O baterista Oscar bolão tirou um som absurdo de um kit minúsculo. Quando requisitado, ainda mostrou rara habilidade no triângulo e ainda gastou o couro do pandeiro com grande destreza. Durval Pereira se mostrou peça chave no contexto do som do grupo. É notável sua sensibilidade na zabumba, entretanto, sua percepção musical é que chama atenção, especialmente devido ao turbilhão de informações que é a cozinha do Pife Muderno.
A dupla Marcos Suzano e Bernardo Aguiar fizeram um trabalho muito interessante. Ao melhor estilo guitarras gêmeas, a dupla oferecia um contraponto aos grooves de batera de Oscar, respeitando o espaço da Zabumba, mas em plena sintonia com a dupla Carlos e Andrea.

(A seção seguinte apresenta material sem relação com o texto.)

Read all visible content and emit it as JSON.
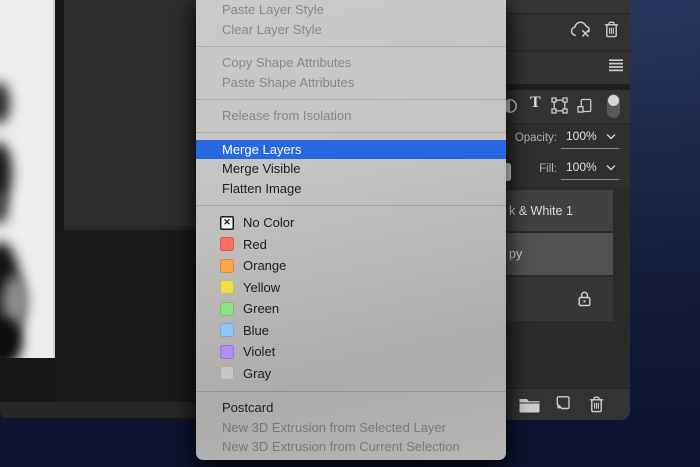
{
  "window": {
    "app": "Adobe Photoshop"
  },
  "context_menu": {
    "highlight_color": "#2767e2",
    "items": [
      {
        "type": "command",
        "label": "Paste Layer Style",
        "state": "disabled"
      },
      {
        "type": "command",
        "label": "Clear Layer Style",
        "state": "disabled"
      },
      {
        "type": "separator"
      },
      {
        "type": "command",
        "label": "Copy Shape Attributes",
        "state": "disabled"
      },
      {
        "type": "command",
        "label": "Paste Shape Attributes",
        "state": "disabled"
      },
      {
        "type": "separator"
      },
      {
        "type": "command",
        "label": "Release from Isolation",
        "state": "disabled"
      },
      {
        "type": "separator"
      },
      {
        "type": "command",
        "label": "Merge Layers",
        "state": "highlighted"
      },
      {
        "type": "command",
        "label": "Merge Visible",
        "state": "normal"
      },
      {
        "type": "command",
        "label": "Flatten Image",
        "state": "normal"
      },
      {
        "type": "separator"
      },
      {
        "type": "color",
        "label": "No Color",
        "swatch": "none"
      },
      {
        "type": "color",
        "label": "Red",
        "swatch": "#fd6e62"
      },
      {
        "type": "color",
        "label": "Orange",
        "swatch": "#fca54b"
      },
      {
        "type": "color",
        "label": "Yellow",
        "swatch": "#eedc4f"
      },
      {
        "type": "color",
        "label": "Green",
        "swatch": "#8ce085"
      },
      {
        "type": "color",
        "label": "Blue",
        "swatch": "#8fc6fa"
      },
      {
        "type": "color",
        "label": "Violet",
        "swatch": "#b18ff2"
      },
      {
        "type": "color",
        "label": "Gray",
        "swatch": "#c7c7c7"
      },
      {
        "type": "separator"
      },
      {
        "type": "command",
        "label": "Postcard",
        "state": "normal"
      },
      {
        "type": "command",
        "label": "New 3D Extrusion from Selected Layer",
        "state": "disabled"
      },
      {
        "type": "command",
        "label": "New 3D Extrusion from Current Selection",
        "state": "disabled"
      }
    ]
  },
  "layers_panel": {
    "opacity_label": "Opacity:",
    "opacity_value": "100%",
    "fill_label": "Fill:",
    "fill_value": "100%",
    "rows": [
      {
        "label": "k & White 1",
        "variant": "selected",
        "locked": false
      },
      {
        "label": "py",
        "variant": "active",
        "locked": false
      },
      {
        "label": "",
        "variant": "background",
        "locked": true
      }
    ]
  },
  "icons": {
    "no_color_glyph": "✕",
    "type_filter_glyph": "T"
  }
}
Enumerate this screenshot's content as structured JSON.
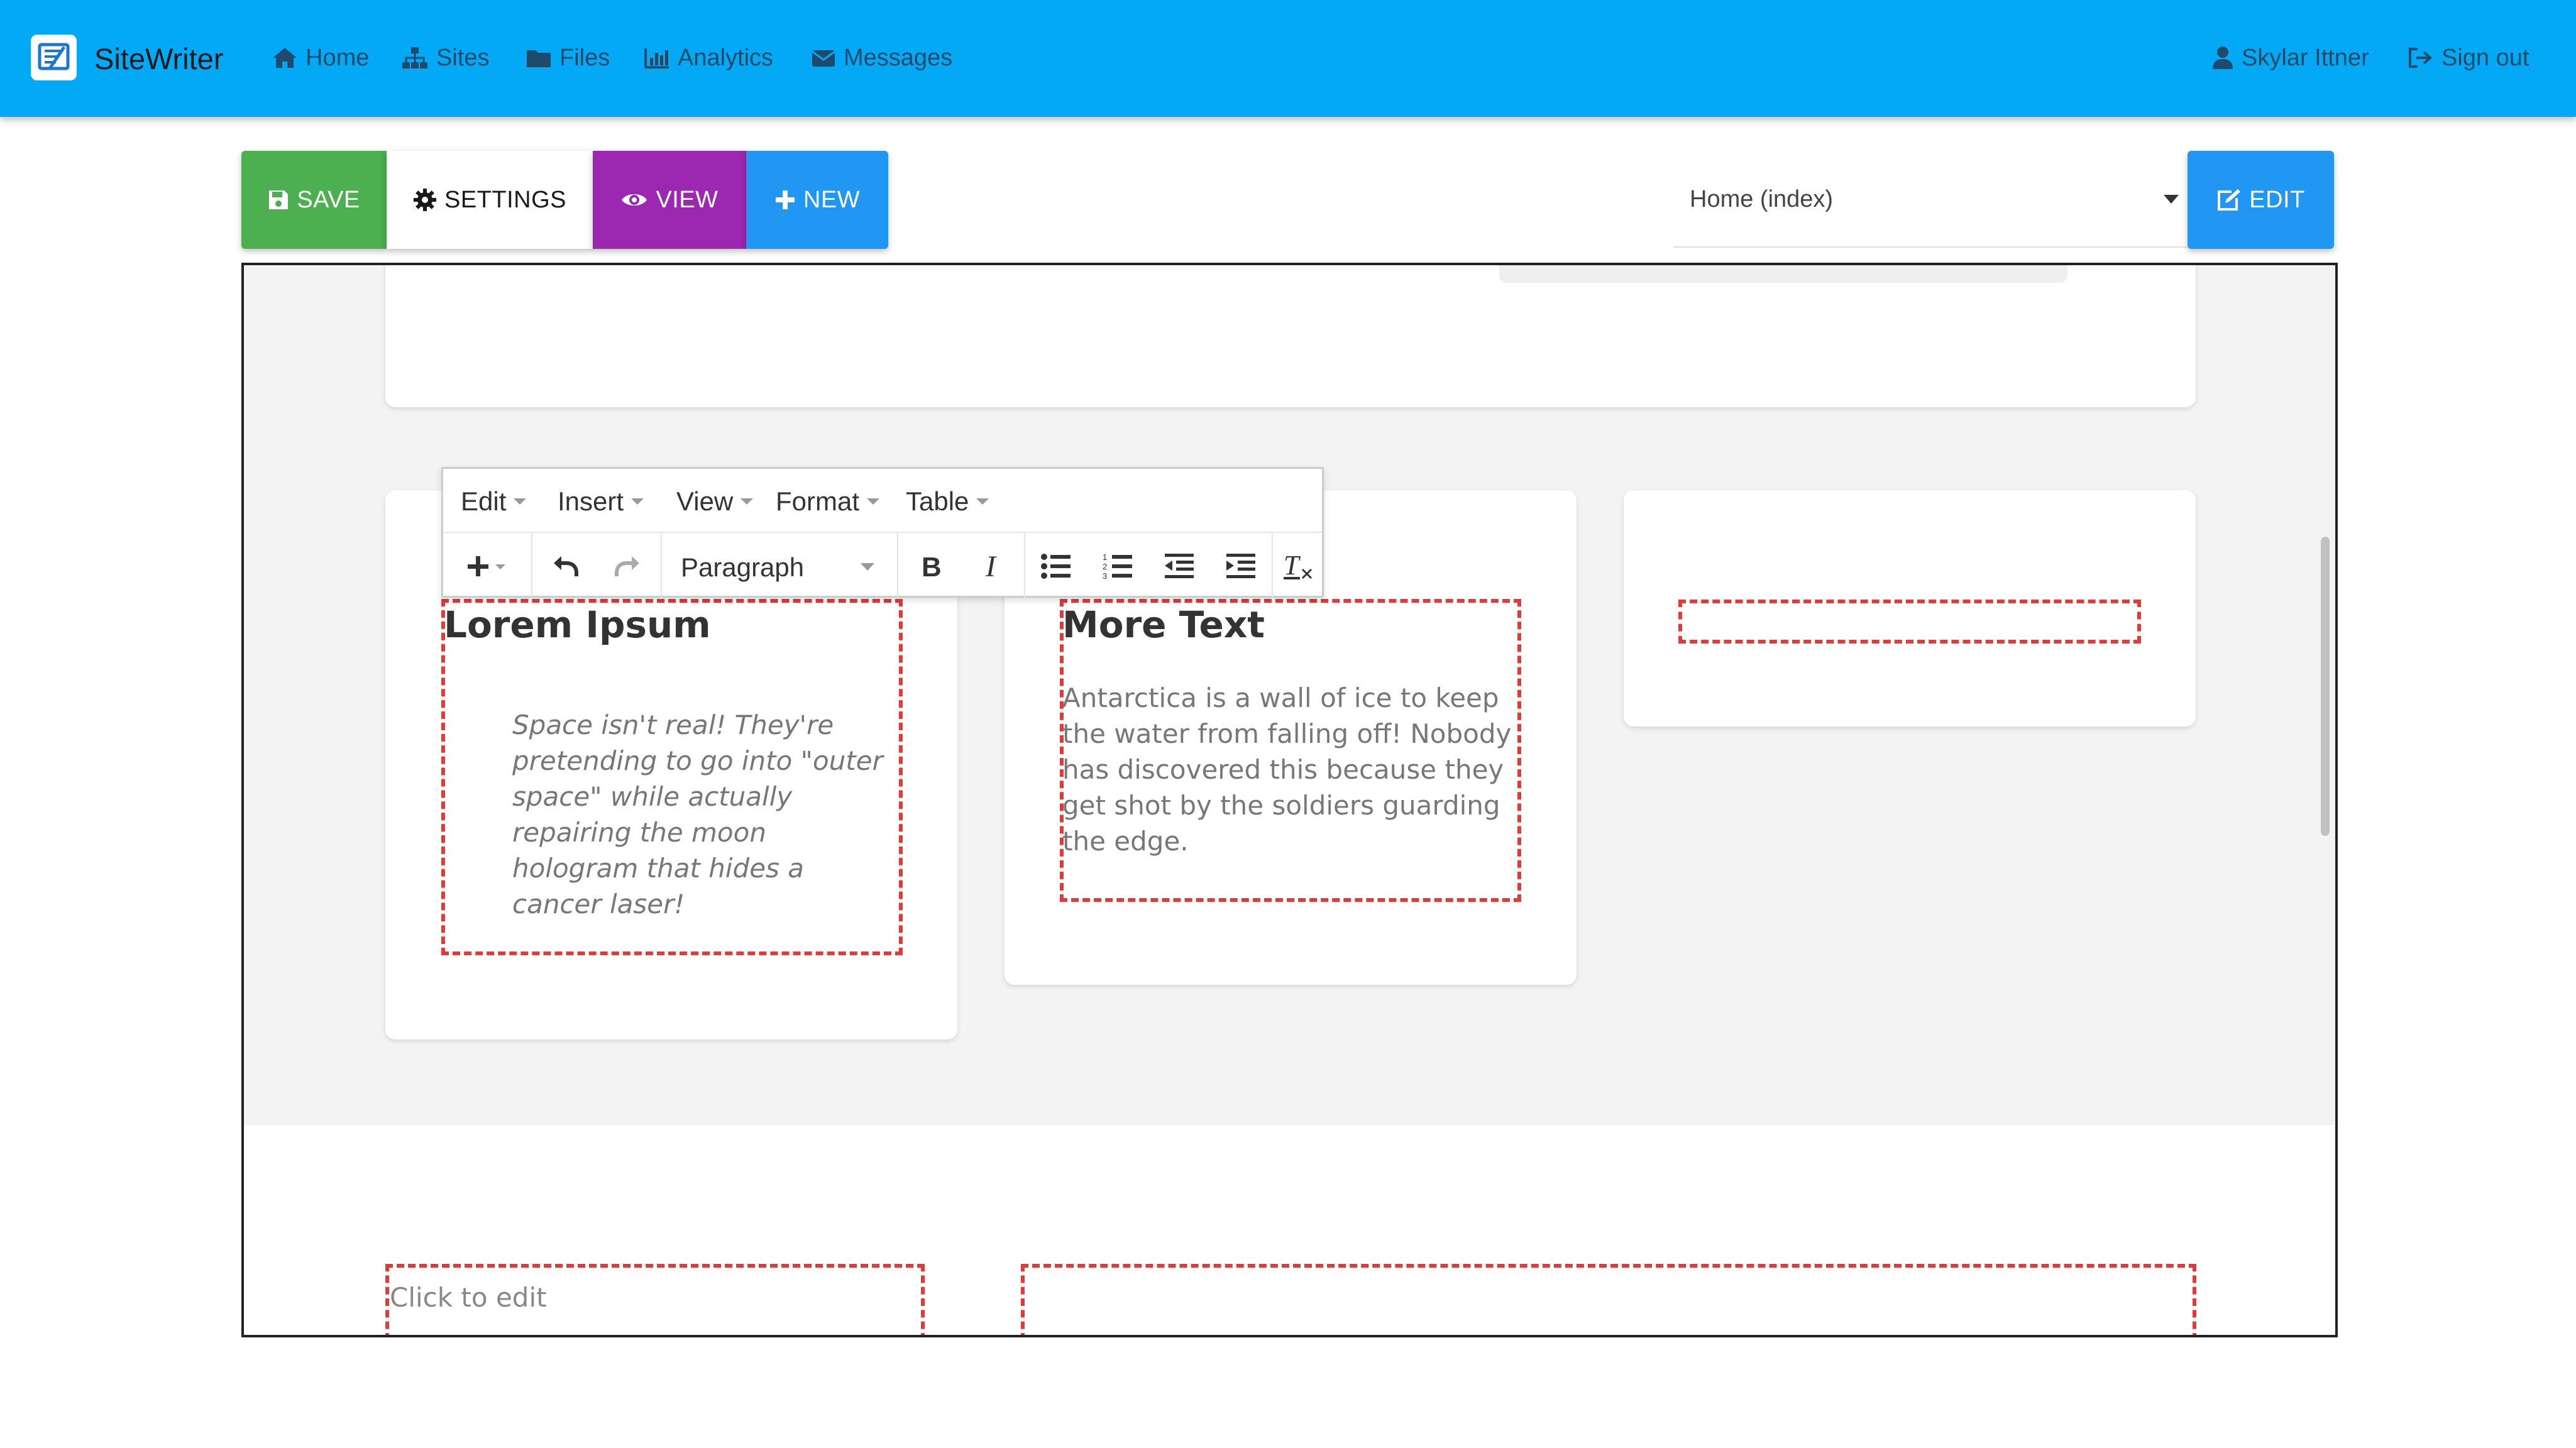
{
  "app": {
    "name": "SiteWriter"
  },
  "nav": {
    "items": [
      {
        "label": "Home",
        "icon": "home-icon"
      },
      {
        "label": "Sites",
        "icon": "sitemap-icon"
      },
      {
        "label": "Files",
        "icon": "folder-icon"
      },
      {
        "label": "Analytics",
        "icon": "bar-chart-icon"
      },
      {
        "label": "Messages",
        "icon": "envelope-icon"
      }
    ],
    "user": {
      "label": "Skylar Ittner",
      "icon": "user-icon"
    },
    "signout": {
      "label": "Sign out",
      "icon": "sign-out-icon"
    }
  },
  "toolbar": {
    "save_label": "SAVE",
    "settings_label": "SETTINGS",
    "view_label": "VIEW",
    "new_label": "NEW",
    "edit_label": "EDIT",
    "page_select": {
      "value": "Home (index)"
    }
  },
  "editor_menu": {
    "items": [
      "Edit",
      "Insert",
      "View",
      "Format",
      "Table"
    ],
    "format_select": "Paragraph"
  },
  "content": {
    "card1": {
      "title": "Lorem Ipsum",
      "quote": "Space isn't real!  They're pretending to go into \"outer space\" while actually repairing the moon hologram that hides a cancer laser!"
    },
    "card2": {
      "title": "More Text",
      "body": "Antarctica is a wall of ice to keep the water from falling off!  Nobody has discovered this because they get shot by the soldiers guarding the edge."
    },
    "footer": {
      "placeholder": "Click to edit"
    }
  },
  "colors": {
    "topbar": "#03a9f4",
    "save": "#4caf50",
    "view": "#9c27b0",
    "new": "#2196f3",
    "edit": "#2196f3",
    "editable_outline": "#e53935"
  }
}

Foi um show irretocável e que entre medleys surpreendentes deixou a plateia do SESC Consolação completamente perplexa em mais um dia de Instrumental SESC Brasil. Um dos grupos mais interessantes e entrosados que já assisti ao vivo, o Pife Muderno finalizou o set com “Pife de Prata”, nova composição do grupo em homenagem aos 25 anos de corre ininterrupto.
Ao final do espetáculo confesso que fiquei consternado, mesmo já tendo assistido o Carlos Malta em 3 oportunidades – uma delas ao lado do PRD Mais e outra com o projeto Duofel – mas dessa vez o negócio atingiu um novo patamar. Com um entrosamento quase telepático, Carlos toca com uma facilidade e uma liberdade exuberante.
Do alto de seus quase 60 anos o carioca mostra um ímpeto criativo fervoroso e que ao lado de um quinteto desse nível parece criar sem fazer nenhum esforço. O som é orgânico, brasileiro legítimo e enquanto o sexteto se divertia sob o palco, a plateia recebeu uma aula magna sobre referências históricas que são o elo entre o Jazz, a música indígena e o repertório da música popular brasileira.
Quando a última nota de “Pife de Prata” se dissipou, a única coisa que consegui pensar foi que se o grupo fez 25 anos e atingiu suas bodas de prata, meus ouvidos estão banhado a ouro depois de mais de 90 minutos de um som magistral.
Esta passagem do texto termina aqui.